And there wasn't a sound. To the distorted senses, wavering and uncertain, sounds could be masculine. "Yes?" said Maureen poutingly. "Where are you now?" But she couldn't hear what she said. So she stopped speaking.

It was forbidden.

The bloodstream left her heart and had no path but to return deviously. It travelled darkly with many branches, pounding, flushed with oxygen from the lung machines. The mind was turned inward. The body was turned inward. Life had no place to go. It was out of balance.

Her feet touched the floor and she got out of bed. The flesh was heavy. The tube in her chest whistled with exertion. There was oxygen, too much of it, but there was no substitute for the regulative substances her body didn't have. She was falling apart, pulled apart by the wild dissimilar tendencies of all her cells.

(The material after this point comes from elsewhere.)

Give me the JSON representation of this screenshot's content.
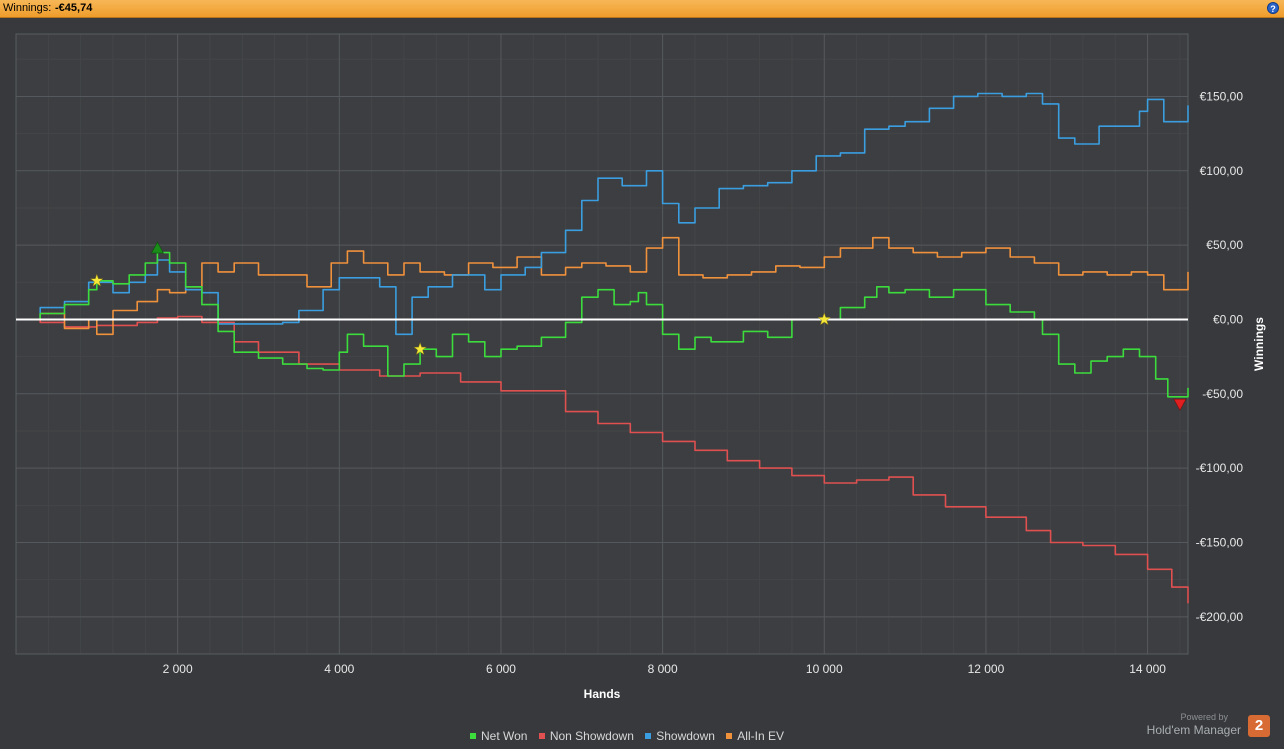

She kept on walking until she lunged against a wall. Her nose splayed to one side but her veins weren't ready to bleed. There was nothing to tell them to let out the red drops. She fell down and got up, walking on, banging against the wall.

She could never find anyone she knew. After a while she realized the person she missed most was herself.

Why was it light without being light and dark with no darkness? Her eyes had forgotten they were supposed to see. She sat down in the middle of the floor and began plucking at the hospital gown, pulling it apart thread by thread. Her mind said she didn't feel what she touched but she didn't believe everything. She practiced playing tricks on her thoughts. There were so many tricks to play and such few thoughts.

She sat there, pretending to listen to something that nobody said. She waved her fingers languidly and closed her eyes with deep regret, lips curved for the kiss that wasn't given.

Cameron came in and hurried out after one glimpse, calling for Jeriann. The deterioration was proceeding more rapidly than he expected. There were not three weeks left. It might be less than three days.